An employee who qualifies for FMLA leave for her own serious health condition may also qualify for an Americans with Disabilities Act accommodation, such as allowing her more leave or changing some aspect of the job that will enable her to perform her essential job duties.

Be sure to consider this before discharging an employee whose leave has been exhausted but who has not returned to work.

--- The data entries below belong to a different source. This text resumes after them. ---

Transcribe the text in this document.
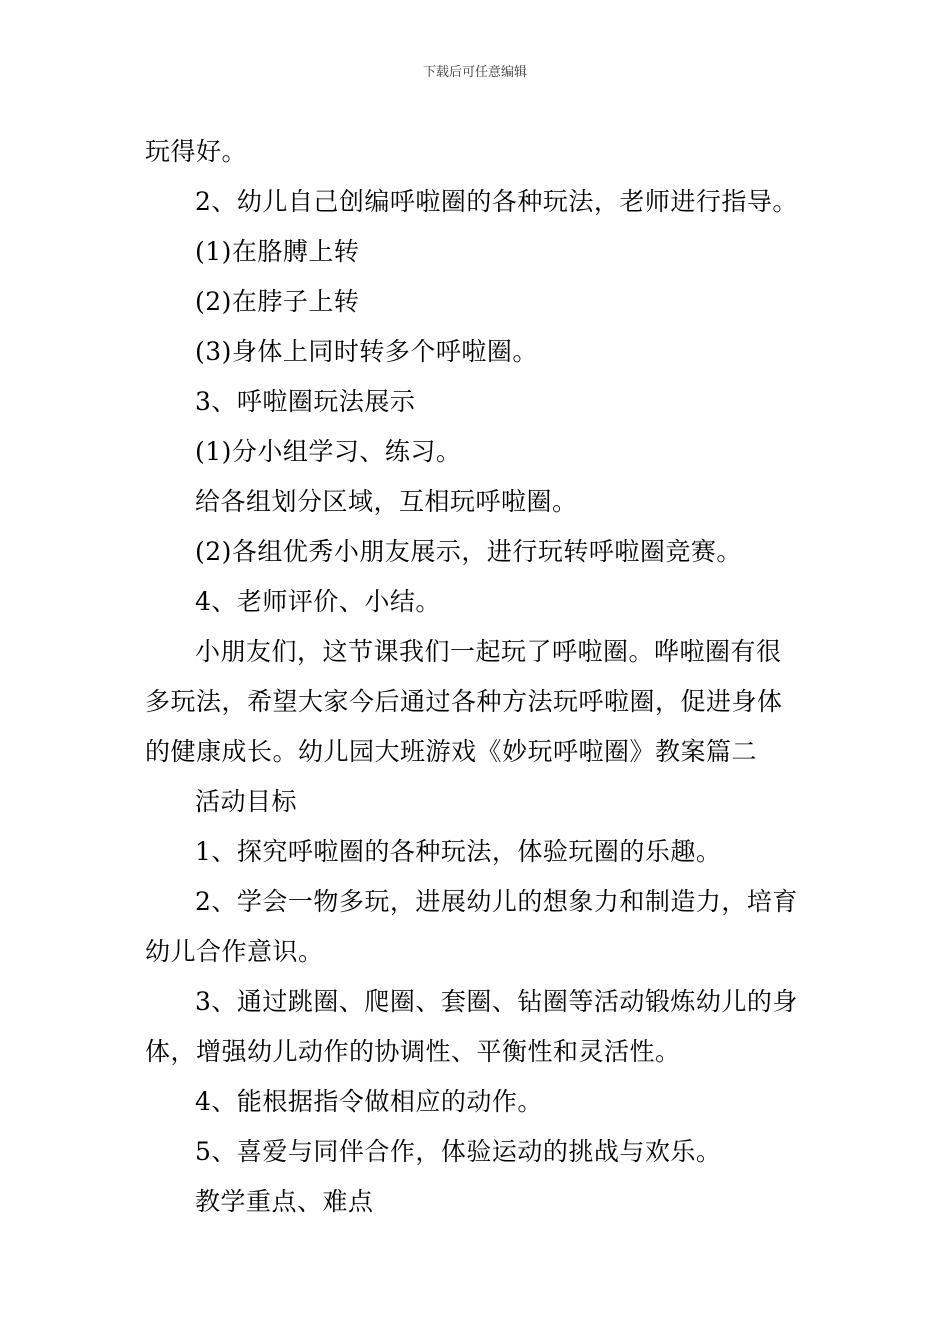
下载后可任意编辑

玩得好。

2、幼儿自己创编呼啦圈的各种玩法，老师进行指导。

(1)在胳膊上转

(2)在脖子上转

(3)身体上同时转多个呼啦圈。

3、呼啦圈玩法展示

(1)分小组学习、练习。

给各组划分区域，互相玩呼啦圈。

(2)各组优秀小朋友展示，进行玩转呼啦圈竞赛。

4、老师评价、小结。

小朋友们，这节课我们一起玩了呼啦圈。哗啦圈有很

多玩法，希望大家今后通过各种方法玩呼啦圈，促进身体

的健康成长。幼儿园大班游戏《妙玩呼啦圈》教案篇二

活动目标

1、探究呼啦圈的各种玩法，体验玩圈的乐趣。

2、学会一物多玩，进展幼儿的想象力和制造力，培育

幼儿合作意识。

3、通过跳圈、爬圈、套圈、钻圈等活动锻炼幼儿的身

体，增强幼儿动作的协调性、平衡性和灵活性。

4、能根据指令做相应的动作。

5、喜爱与同伴合作，体验运动的挑战与欢乐。

教学重点、难点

Also, be sure to inform the employee when her FMLA leave has expired, as firing her without that notice could be considered retaliation for having taken FMLA leave.

Provide A Job Description With The FMLA Leave Designation Notice

You may have a policy or practice that requires employees in similar job positions who take leave for similar health conditions to provide from the employee's health-care provider a return-to-work or fitness-for-duty certification showing that the employee can resume work. You may request a fitness-for-duty certification only with regard to the particular health condition that caused the need for FMLA leave.

 If you require a fitness-for-duty certification, you must provide notice of that requirement and whether the certification must address the employee's ability to perform the essential functions of the job. As long as you have provided the required notice about any fitness-for-duty certification requirement, the employee's return to work may be delayed until the certification is provided.

If a fitness-for-duty certification is required to address the ability to perform essential job functions, a job description is often the best resource for a physician to review to be able to certify whether an employee is fit.

Avoid Retaliation by Discharging Or Taking Disciplinary Action

The FMLA protects employees who take FMLA leave. You may not use the taking of FMLA leave as a negative factor in employment actions, such as hiring, promotions or disciplinary actions. While it may seem obvious, be cautious when disciplining employees who have returned from leave, and carefully document any performance issues to ensure that any negative employment action is not viewed as retaliation for the employee having taken FMLA leave.

Proper handling of FMLA leave requests will save you time and money and help you avoid litigation.